Tüm dünyada ve Türkiye’de orman varlığında büyük kayıplar yaşanırken, AKP iktidarı Türkiye’de ormanların arttığını iddia ediyor. Bu gerçek dışı iddianın
FAO raporlarında doğru gibi verilmesi dikkat çekici
Yusuf Gürsucu / İstanbul
Birleşmiş Milletler’in (BM) adeta çöktüğü günümüzde şirketlerin kolaylaştırıcılığı dışında nerdeyse hiçbir işlevi kalmazken, BM’ye bağlı Gıda ve Taarım Örgütü de (FAO) aynı durumda. FAO’nun dünyada en çok ağaçlandırma yapan ülkeler sıralamasında Türkiye’yi Avrupa’da ilk, dünyada ise 4. sırada göstermesi dikkat çekerken, bu sıralamayı iktidarın gerçeği yansıtmayan açıklamalarını baz alarak düzenlediği anlaşılabilmekte. 2002’den bu yana 784 bin hektar ormanın maden ve enerji şirketlerine tahsis edildiğini görmeyen FAO’nun, Kürt coğrafyasında yanan, madenlere tahsis edilen, kesilip yakılarak yok edilen ormanlarla ilgili gerçekleri görmesi ise mümkün değil.
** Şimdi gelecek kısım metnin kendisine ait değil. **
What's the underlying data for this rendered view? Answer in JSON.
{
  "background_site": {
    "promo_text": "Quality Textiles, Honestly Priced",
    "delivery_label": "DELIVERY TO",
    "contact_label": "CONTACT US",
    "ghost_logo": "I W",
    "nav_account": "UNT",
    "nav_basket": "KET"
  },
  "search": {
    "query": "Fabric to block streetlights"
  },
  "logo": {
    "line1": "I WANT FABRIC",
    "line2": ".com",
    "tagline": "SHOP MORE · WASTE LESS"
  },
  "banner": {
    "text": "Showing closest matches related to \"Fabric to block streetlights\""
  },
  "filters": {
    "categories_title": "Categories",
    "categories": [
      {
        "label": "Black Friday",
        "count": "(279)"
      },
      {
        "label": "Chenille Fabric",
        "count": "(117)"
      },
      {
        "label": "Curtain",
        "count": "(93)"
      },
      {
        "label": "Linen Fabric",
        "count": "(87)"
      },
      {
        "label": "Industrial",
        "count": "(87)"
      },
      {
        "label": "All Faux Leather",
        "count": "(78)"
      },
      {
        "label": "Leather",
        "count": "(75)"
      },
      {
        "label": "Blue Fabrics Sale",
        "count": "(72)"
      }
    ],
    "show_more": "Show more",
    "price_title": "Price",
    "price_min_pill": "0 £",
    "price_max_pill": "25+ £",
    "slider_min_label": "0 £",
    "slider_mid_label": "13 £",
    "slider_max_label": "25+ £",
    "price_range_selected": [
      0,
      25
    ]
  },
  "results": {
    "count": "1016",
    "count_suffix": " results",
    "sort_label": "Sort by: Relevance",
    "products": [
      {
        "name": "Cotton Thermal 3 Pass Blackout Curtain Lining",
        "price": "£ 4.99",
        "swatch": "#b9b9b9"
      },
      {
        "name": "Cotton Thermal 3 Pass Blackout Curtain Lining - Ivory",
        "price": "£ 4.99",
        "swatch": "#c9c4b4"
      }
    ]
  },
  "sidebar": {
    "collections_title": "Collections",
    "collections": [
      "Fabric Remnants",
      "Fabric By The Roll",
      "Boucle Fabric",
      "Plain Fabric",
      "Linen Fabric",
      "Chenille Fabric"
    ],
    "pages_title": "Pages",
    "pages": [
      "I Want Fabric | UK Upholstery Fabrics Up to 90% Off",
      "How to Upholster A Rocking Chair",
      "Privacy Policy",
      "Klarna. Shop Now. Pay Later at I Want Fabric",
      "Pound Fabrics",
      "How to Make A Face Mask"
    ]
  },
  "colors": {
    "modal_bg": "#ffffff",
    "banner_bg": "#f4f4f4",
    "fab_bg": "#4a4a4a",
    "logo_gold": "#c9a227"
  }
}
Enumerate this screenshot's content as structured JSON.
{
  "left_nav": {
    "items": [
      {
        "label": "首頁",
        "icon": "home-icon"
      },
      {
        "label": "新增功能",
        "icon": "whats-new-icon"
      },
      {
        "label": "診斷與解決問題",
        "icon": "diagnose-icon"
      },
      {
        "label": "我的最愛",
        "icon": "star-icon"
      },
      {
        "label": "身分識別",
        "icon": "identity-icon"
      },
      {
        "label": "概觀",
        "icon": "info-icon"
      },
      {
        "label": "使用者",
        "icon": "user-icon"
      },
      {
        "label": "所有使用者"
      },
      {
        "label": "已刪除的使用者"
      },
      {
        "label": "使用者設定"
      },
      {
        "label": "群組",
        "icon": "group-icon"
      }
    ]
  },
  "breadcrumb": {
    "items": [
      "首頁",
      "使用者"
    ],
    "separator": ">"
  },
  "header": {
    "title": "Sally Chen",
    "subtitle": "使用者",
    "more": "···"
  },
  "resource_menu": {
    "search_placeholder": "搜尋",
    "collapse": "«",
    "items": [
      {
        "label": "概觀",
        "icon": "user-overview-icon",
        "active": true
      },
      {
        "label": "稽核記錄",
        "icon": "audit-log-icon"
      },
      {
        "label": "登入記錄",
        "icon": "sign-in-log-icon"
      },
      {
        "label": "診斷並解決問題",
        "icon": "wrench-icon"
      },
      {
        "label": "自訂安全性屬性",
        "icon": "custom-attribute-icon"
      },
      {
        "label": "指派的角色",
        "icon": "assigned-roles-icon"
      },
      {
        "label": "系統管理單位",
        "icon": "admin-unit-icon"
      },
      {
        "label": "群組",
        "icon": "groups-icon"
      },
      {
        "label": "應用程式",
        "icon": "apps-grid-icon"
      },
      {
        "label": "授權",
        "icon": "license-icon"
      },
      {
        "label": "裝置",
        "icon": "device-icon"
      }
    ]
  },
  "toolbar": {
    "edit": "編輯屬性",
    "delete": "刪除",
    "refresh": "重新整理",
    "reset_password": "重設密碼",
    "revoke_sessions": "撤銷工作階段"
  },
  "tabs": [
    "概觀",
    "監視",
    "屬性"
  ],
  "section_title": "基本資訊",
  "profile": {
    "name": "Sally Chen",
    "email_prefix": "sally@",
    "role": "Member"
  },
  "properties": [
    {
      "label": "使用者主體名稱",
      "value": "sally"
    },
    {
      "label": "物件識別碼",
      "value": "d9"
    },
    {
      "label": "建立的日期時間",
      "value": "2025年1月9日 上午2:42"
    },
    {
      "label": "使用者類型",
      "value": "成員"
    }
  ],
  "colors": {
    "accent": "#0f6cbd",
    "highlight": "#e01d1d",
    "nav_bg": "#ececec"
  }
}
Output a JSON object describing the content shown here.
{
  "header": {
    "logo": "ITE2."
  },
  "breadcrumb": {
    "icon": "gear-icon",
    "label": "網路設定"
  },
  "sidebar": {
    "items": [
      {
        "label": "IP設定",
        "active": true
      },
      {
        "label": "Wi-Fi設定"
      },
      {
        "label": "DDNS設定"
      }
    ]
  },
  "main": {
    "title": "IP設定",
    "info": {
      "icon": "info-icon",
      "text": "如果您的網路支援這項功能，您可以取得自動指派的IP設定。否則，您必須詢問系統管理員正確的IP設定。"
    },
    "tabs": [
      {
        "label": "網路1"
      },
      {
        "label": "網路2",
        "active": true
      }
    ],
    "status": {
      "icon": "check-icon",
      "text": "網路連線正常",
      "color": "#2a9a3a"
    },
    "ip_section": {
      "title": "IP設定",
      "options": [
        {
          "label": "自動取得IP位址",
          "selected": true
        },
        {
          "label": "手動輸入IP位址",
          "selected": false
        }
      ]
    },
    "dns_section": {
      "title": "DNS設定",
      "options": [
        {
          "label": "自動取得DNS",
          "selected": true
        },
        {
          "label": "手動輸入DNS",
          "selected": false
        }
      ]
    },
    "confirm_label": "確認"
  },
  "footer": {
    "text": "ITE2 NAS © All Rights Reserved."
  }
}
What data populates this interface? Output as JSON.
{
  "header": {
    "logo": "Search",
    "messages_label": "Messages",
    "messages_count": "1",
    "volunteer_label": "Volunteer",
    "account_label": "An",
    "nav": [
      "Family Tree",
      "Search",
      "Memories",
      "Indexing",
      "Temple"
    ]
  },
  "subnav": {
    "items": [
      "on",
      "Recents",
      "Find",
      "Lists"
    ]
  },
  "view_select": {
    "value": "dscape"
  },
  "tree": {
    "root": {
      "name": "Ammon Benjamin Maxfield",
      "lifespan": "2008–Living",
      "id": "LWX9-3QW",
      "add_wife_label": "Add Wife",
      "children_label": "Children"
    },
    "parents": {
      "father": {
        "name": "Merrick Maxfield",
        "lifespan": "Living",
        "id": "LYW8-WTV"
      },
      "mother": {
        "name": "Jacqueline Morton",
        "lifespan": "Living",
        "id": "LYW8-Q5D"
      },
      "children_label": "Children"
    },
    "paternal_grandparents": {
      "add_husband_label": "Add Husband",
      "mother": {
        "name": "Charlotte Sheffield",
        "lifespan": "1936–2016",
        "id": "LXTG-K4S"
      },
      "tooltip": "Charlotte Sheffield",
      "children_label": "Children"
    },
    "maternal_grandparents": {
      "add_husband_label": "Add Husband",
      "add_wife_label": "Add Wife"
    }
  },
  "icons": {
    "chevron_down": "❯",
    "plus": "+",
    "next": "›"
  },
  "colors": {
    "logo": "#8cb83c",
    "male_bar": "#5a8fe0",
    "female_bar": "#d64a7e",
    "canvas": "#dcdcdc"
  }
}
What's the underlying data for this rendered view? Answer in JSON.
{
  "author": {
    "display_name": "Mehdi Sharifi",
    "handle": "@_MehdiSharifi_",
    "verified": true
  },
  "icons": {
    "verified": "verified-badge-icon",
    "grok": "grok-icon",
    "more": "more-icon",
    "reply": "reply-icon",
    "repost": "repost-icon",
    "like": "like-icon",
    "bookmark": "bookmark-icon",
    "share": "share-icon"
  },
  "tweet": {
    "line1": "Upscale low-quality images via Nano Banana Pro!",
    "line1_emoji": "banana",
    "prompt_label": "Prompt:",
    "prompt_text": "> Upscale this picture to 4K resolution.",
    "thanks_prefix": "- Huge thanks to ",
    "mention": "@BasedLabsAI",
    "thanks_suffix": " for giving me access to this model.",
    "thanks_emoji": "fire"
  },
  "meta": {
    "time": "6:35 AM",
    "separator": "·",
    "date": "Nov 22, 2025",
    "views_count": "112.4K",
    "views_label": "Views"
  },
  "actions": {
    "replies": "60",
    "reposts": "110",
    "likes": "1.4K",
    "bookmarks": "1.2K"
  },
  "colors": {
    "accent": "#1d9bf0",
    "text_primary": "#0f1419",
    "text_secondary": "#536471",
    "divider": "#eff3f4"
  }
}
Gerçekler Genel Müdürü yalanlıyor
Tarım ve Orman Bakanlığı Orman Genel Müdürü Bekir Karacabey AA’ya yaptığı açıklamada, “1900’lü yılların başından 2002’ye kadar yapılan ağaçlandırmaların yılık ortalamasına bakıldığında, son 21 yılda bu çalışmaların 5 katını yapar hale geldik. 2000 yılların başında 20,8 milyon hektar olan orman varlığımız 23,2 milyon hektara ulaştı. Ülkemizin 29,6’sı ormanlarla kaplı durumda. Dünyada en çok ağaçlandırma yapan ülkeler sıralamasında Türkiye, FAO’nun raporlarına bakıldığı zaman Avrupa’da ilk, dünyada ise 4. sırada. Türkiye, orman varlığını en çok artıran ülkeler sıralamasında ise dünyada 6., Avrupa’da ilk sırada yer alıyor. Kumul ağaçlandırması gibi özel çalışmalarda da Avrupa’da en başarılı ülkeyiz. 13 bin hektar kumul alanda ağaçlandırma çalışması gerçekleştirdik” iddiaları gerçeği yansıtmazken, FAO’nun bu gerçek dışı bilgileri doğru kabul etmesi FAO’nun AKP’nin memuru gibi hareket ettiğine işaret ediyor.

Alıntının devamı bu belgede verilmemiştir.